Topology on Manifold - Jerry's Math Garden

> [!definition] > > Let $X$ be a [[Set|set]], $(U_i, \psi_i)_{i \in I}$ be an [[Atlas|atlas]] with $\psi_i: U_i \to E_i$, where each $E_i$ is a [[Banach Space|Banach space]]. Define > $ > S = \bracs{\psi_i^{-1}(V_i): V_i \text{ open in } E_i, i \in I} > $ > then $S$ forms a [[Base|base]] for some topology, and the [[Topological Space|topology]] generated by it is known as the topology on $X$ induced by the atlas. > > *Proof*. Since the $U_i$s cover $X$, for any $x \in X$, there exists $i \in I$ such that $x \in U_i = \psi_i^{-1}(E_i)$. > > Let $V_i$ be open in $E_i$ and $V_j$ be open in $E_j$, then $\psi_i^{-1}(V_i) \subset U_i$ and $\psi_j^{-1}(V_j) \subset U_j$. As $\psi_i \circ \psi_j^{-1}$ is a [$C^p$](Space%20of%20Continuously%20Differentiable%20Functions)-isomorphism, $W_j = \psi_i \circ \psi_j^{-1}(V_j)$ is open in $E_i$. With each $\psi_k$ being a bijection, > $ > \begin{align*} > \psi_i^{-1}(W_j) &= \psi_i^{-1}(\psi_i \circ \psi_j^{-1}(V_j)) = \psi_j^{-1}(V_j) \\ > \psi_i^{-1}(V_i \cap W_j) &= \psi_i^{-1}(V_i) \cap \psi_j^{-1}(V_j) > \end{align*} > $ > where $\psi_i^{-1}(V_i \cap W_j) \in S$. Therefore $S$ is a base for a topology. > [!theorem] > > Let $X$ be a set, $(U_i, \psi_i)_{i \in I}$ be an atlas.

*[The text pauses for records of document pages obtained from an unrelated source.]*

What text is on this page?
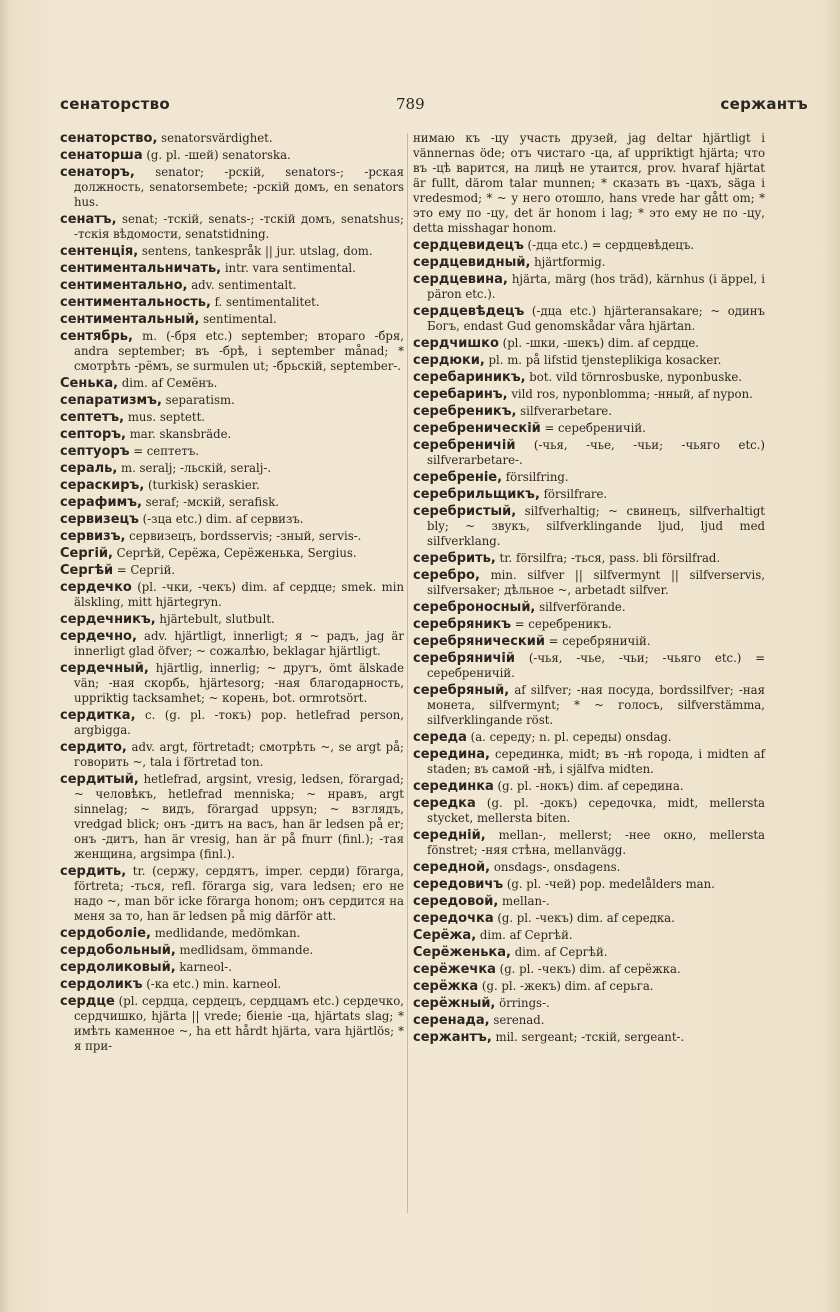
сенаторство	789	сержантъ
сенаторство, senatorsvärdighet.
сенаторша (g. pl. -шей) senatorska.
сенаторъ, senator; -рскій, senators-; -рская должность, senatorsembete; -рскій домъ, en senators hus.
сенатъ, senat; -тскій, senats-; -тскій домъ, senatshus; -тскія вѣдомости, senatstidning.
сентенція, sentens, tankespråk || jur. utslag, dom.
сентиментальничать, intr. vara sentimental.
сентиментально, adv. sentimentalt.
сентиментальность, f. sentimentalitet.
сентиментальный, sentimental.
сентябрь, m. (-бря etc.) september; втораго -бря, andra september; въ -брѣ, i september månad; * смотрѣть -рёмъ, se surmulen ut; -брьскій, september-.
Сенька, dim. af Семёнъ.
сепаратизмъ, separatism.
септетъ, mus. septett.
септоръ, mar. skansbräde.
септуоръ = септетъ.
сераль, m. seralj; -льскій, seralj-.
сераскиръ, (turkisk) seraskier.
серафимъ, seraf; -мскій, serafisk.
сервизецъ (-зца etc.) dim. af сервизъ.
сервизъ, сервизецъ, bordsservis; -зный, servis-.
Сергій, Сергѣй, Серёжа, Серёженька, Sergius.
Сергѣй = Сергій.
сердечко (pl. -чки, -чекъ) dim. af сердце; smek. min älskling, mitt hjärtegryn.
сердечникъ, hjärtebult, slutbult.
сердечно, adv. hjärtligt, innerligt; я ~ радъ, jag är innerligt glad öfver; ~ сожалѣю, beklagar hjärtligt.
сердечный, hjärtlig, innerlig; ~ другъ, ömt älskade vän; -ная скорбь, hjärtesorg; -ная благодарность, uppriktig tacksamhet; ~ корень, bot. ormrotsört.
сердитка, c. (g. pl. -токъ) pop. hetlefrad person, argbigga.
сердито, adv. argt, förtretadt; смотрѣть ~, se argt på; говорить ~, tala i förtretad ton.
сердитый, hetlefrad, argsint, vresig, ledsen, förargad; ~ человѣкъ, hetlefrad menniska; ~ нравъ, argt sinnelag; ~ видъ, förargad uppsyn; ~ взглядъ, vredgad blick; онъ -дитъ на васъ, han är ledsen på er; онъ -дитъ, han är vresig, han är på fnurr (finl.); -тая женщина, argsimpa (finl.).
сердить, tr. (сержу, сердятъ, imper. серди) förarga, förtreta; -ться, refl. förarga sig, vara ledsen; его не надо ~, man bör icke förarga honom; онъ сердится на меня за то, han är ledsen på mig därför att.
сердоболіе, medlidande, medömkan.
сердобольный, medlidsam, ömmande.
сердоликовый, karneol-.
сердоликъ (-ка etc.) min. karneol.
сердце (pl. сердца, сердецъ, сердцамъ etc.) сердечко, сердчишко, hjärta || vrede; біеніе -ца, hjärtats slag; * имѣть каменное ~, ha ett hårdt hjärta, vara hjärtlös; * я при-
нимаю къ -цу участь друзей, jag deltar hjärtligt i vännernas öde; отъ чистаго -ца, af uppriktigt hjärta; что въ -цѣ варится, на лицѣ не утаится, prov. hvaraf hjärtat är fullt, därom talar munnen; * сказать въ -цахъ, säga i vredesmod; * ~ у него отошло, hans vrede har gått om; * это ему по -цу, det är honom i lag; * это ему не по -цу, detta misshagar honom.
сердцевидецъ (-дца etc.) = сердцевѣдецъ.
сердцевидный, hjärtformig.
сердцевина, hjärta, märg (hos träd), kärnhus (i äppel, i päron etc.).
сердцевѣдецъ (-дца etc.) hjärteransakare; ~ одинъ Богъ, endast Gud genomskådar våra hjärtan.
сердчишко (pl. -шки, -шекъ) dim. af сердце.
сердюки, pl. m. på lifstid tjensteplikiga kosacker.
серебариникъ, bot. vild törnrosbuske, nyponbuske.
серебаринъ, vild ros, nyponblomma; -нный, af nypon.
серебреникъ, silfverarbetare.
серебреническій = серебреничій.
серебреничій (-чья, -чье, -чьи; -чьяго etc.) silfverarbetare-.
серебреніе, försilfring.
серебрильщикъ, försilfrare.
серебристый, silfverhaltig; ~ свинецъ, silfverhaltigt bly; ~ звукъ, silfverklingande ljud, ljud med silfverklang.
серебрить, tr. försilfra; -ться, pass. bli försilfrad.
серебро, min. silfver || silfvermynt || silfverservis, silfversaker; дѣльное ~, arbetadt silfver.
сереброносный, silfverförande.
серебряникъ = серебреникъ.
серебрянический = серебряничій.
серебряничій (-чья, -чье, -чьи; -чьяго etc.) = серебреничій.
серебряный, af silfver; -ная посуда, bordssilfver; -ная монета, silfvermynt; * ~ голосъ, silfverstämma, silfverklingande röst.
середа (a. середу; n. pl. середы) onsdag.
середина, серединка, midt; въ -нѣ города, i midten af staden; въ самой -нѣ, i själfva midten.
серединка (g. pl. -нокъ) dim. af середина.
середка (g. pl. -докъ) середочка, midt, mellersta stycket, mellersta biten.
середній, mellan-, mellerst; -нее окно, mellersta fönstret; -няя стѣна, mellanvägg.
середной, onsdags-, onsdagens.
середовичъ (g. pl. -чей) pop. medelålders man.
середовой, mellan-.
середочка (g. pl. -чекъ) dim. af середка.
Серёжа, dim. af Сергѣй.
Серёженька, dim. af Сергѣй.
серёжечка (g. pl. -чекъ) dim. af серёжка.
серёжка (g. pl. -жекъ) dim. af серьга.
серёжный, örrings-.
серенада, serenad.
сержантъ, mil. sergeant; -тскій, sergeant-.
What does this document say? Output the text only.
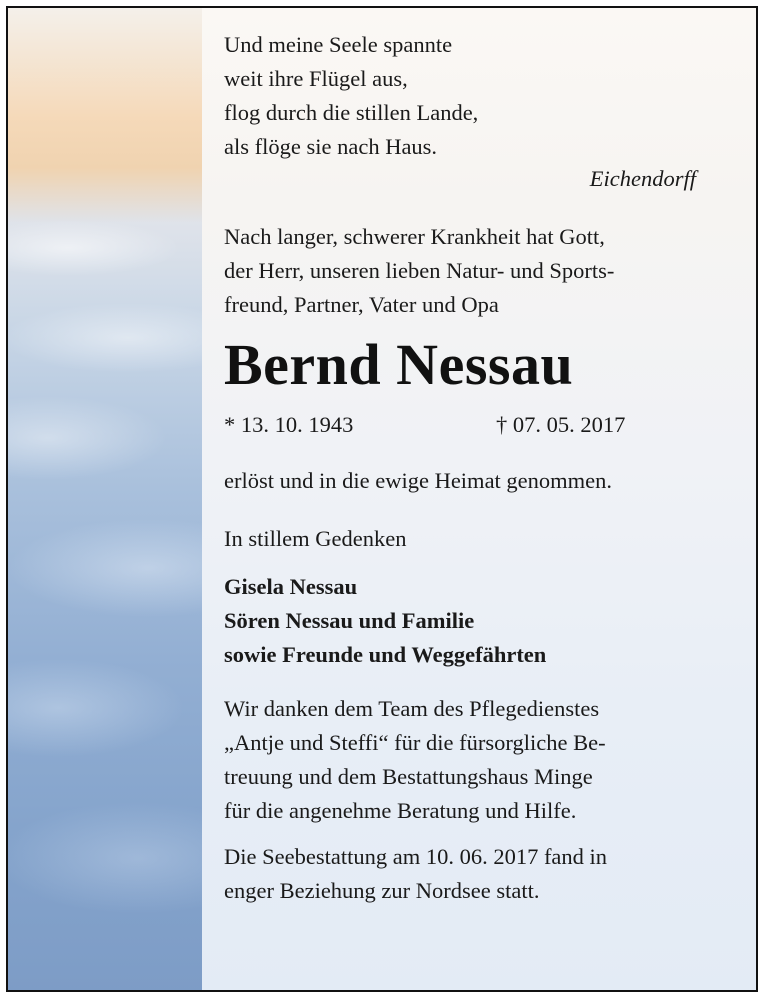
Und meine Seele spannte

weit ihre Flügel aus,

flog durch die stillen Lande,

als flöge sie nach Haus.

Eichendorff

Nach langer, schwerer Krankheit hat Gott,

der Herr, unseren lieben Natur- und Sports-

freund, Partner, Vater und Opa

Bernd Nessau

* 13. 10. 1943	† 07. 05. 2017

erlöst und in die ewige Heimat genommen.

In stillem Gedenken

Gisela Nessau

Sören Nessau und Familie

sowie Freunde und Weggefährten

Wir danken dem Team des Pflegedienstes

„Antje und Steffi“ für die fürsorgliche Be-

treuung und dem Bestattungshaus Minge

für die angenehme Beratung und Hilfe.

Die Seebestattung am 10. 06. 2017 fand in

enger Beziehung zur Nordsee statt.
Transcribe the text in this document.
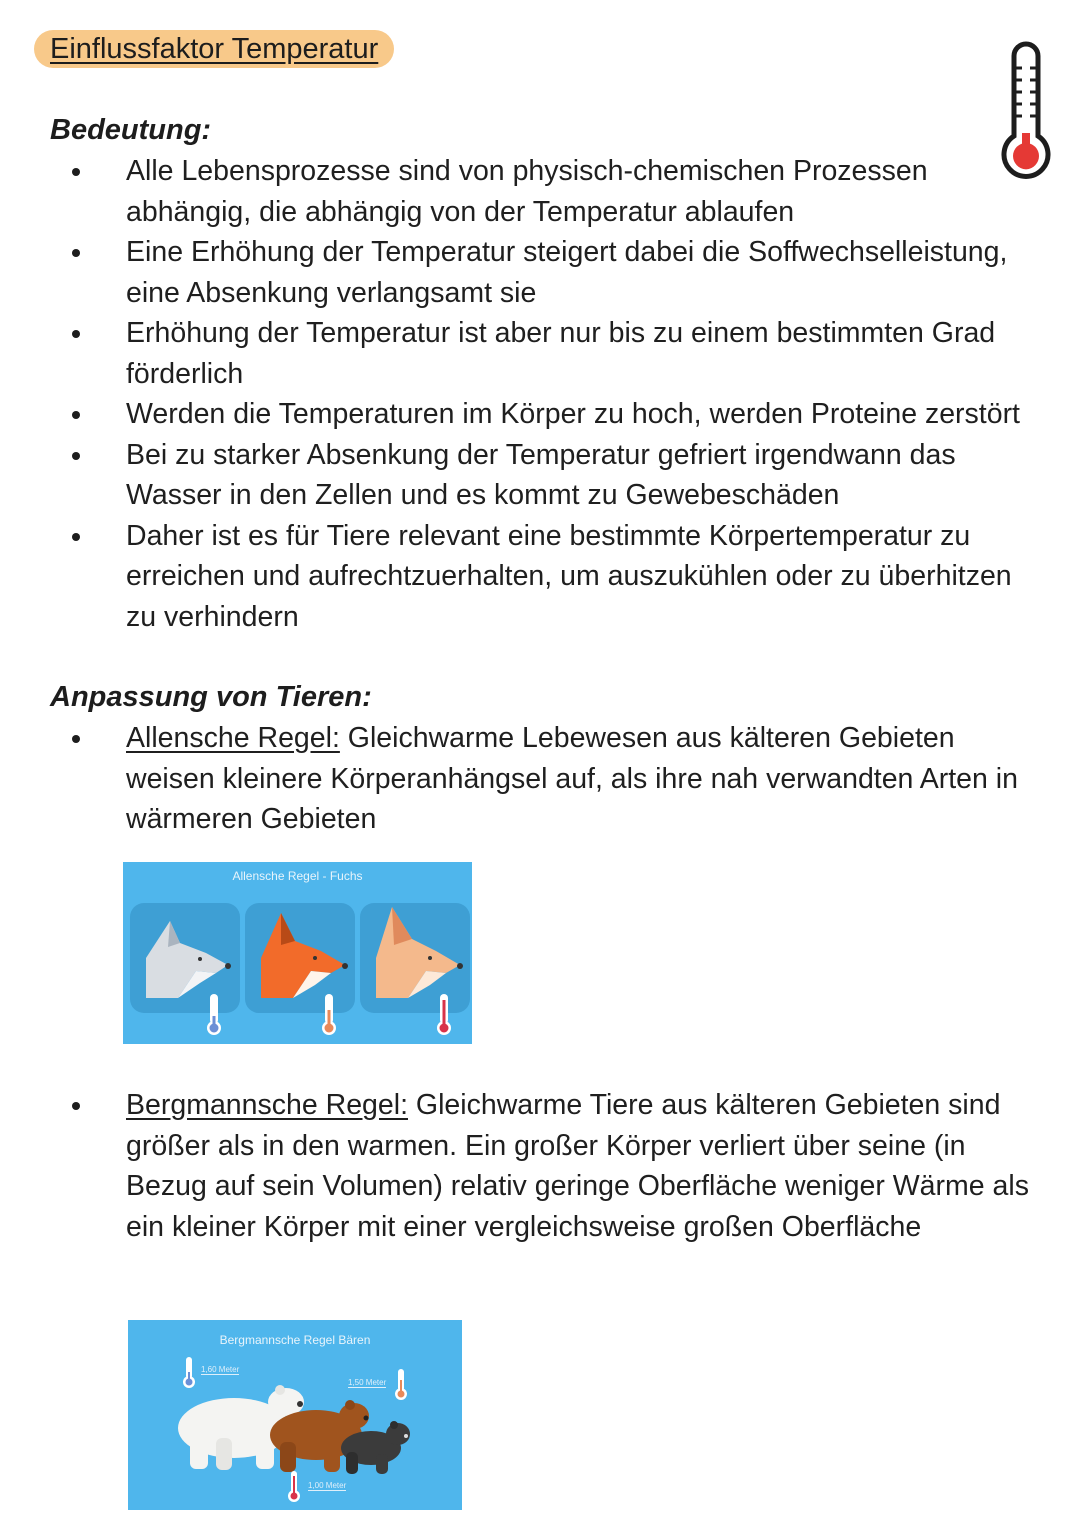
Einflussfaktor Temperatur
Bedeutung:
Alle Lebensprozesse sind von physisch-chemischen Prozessen abhängig, die abhängig von der Temperatur ablaufen
Eine Erhöhung der Temperatur steigert dabei die Soffwechselleistung, eine Absenkung verlangsamt sie
Erhöhung der Temperatur ist aber nur bis zu einem bestimmten Grad förderlich
Werden die Temperaturen im Körper zu hoch, werden Proteine zerstört
Bei zu starker Absenkung der Temperatur gefriert irgendwann das Wasser in den Zellen und es kommt zu Gewebeschäden
Daher ist es für Tiere relevant eine bestimmte Körpertemperatur zu erreichen und aufrechtzuerhalten, um auszukühlen oder zu überhitzen zu verhindern
Anpassung von Tieren:
Allensche Regel: Gleichwarme Lebewesen aus kälteren Gebieten weisen kleinere Körperanhängsel auf, als ihre nah verwandten Arten in wärmeren Gebieten
Allensche Regel - Fuchs
Bergmannsche Regel: Gleichwarme Tiere aus kälteren Gebieten sind größer als in den warmen. Ein großer Körper verliert über seine (in Bezug auf sein Volumen) relativ geringe Oberfläche weniger Wärme als ein kleiner Körper mit einer vergleichsweise großen Oberfläche
Bergmannsche Regel Bären
1,60 Meter
1,50 Meter
1,00 Meter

Then each $\psi_i: U_i \to E_i$ is a [[Homeomorphism|homeomorphism]] with respect to the final topology on $X$. > > *Proof*. Fix $i \in I$. Since $S$ contains the preimage of every open set in $E_i$ by $\psi_i$, $\psi_i$ is continuous. > > For any open set $E \subset X$, since $U$ is open, $U_i \cap E$ is also open. Therefore we can restrict our considerations purely to open sets contained in $U_i$. Let $\seqf{V_j}$ be a finite intersection of elements of $S$ contained in $U_i$, then by the above proof, there exists a collection of open sets $\seqf{W_j}$ in $E_i$ such that > $ > \bigcap_{j = 1}^nV_j = \psi_i^{-1}\paren{\bigcap_{j = 1}^nW_j} > $ > where $\bigcap_{j = 1}^nW_j = \psi_i\paren{\bigcap_{j = 1}^nV_j}$ since $\psi_i$ is a bijection. The preimage of finite intersections of elements of $S$ by $\psi_i^{-1}$ then is open in $E_i$. > > Now, since every open set on $U_i$ is a union of finite intersections of $S$, their preimage by $\psi_i^{-1}$ is also open. Therefore $\psi_i^{-1}$ is continuous, and $\psi_i$ is a homeomorphism.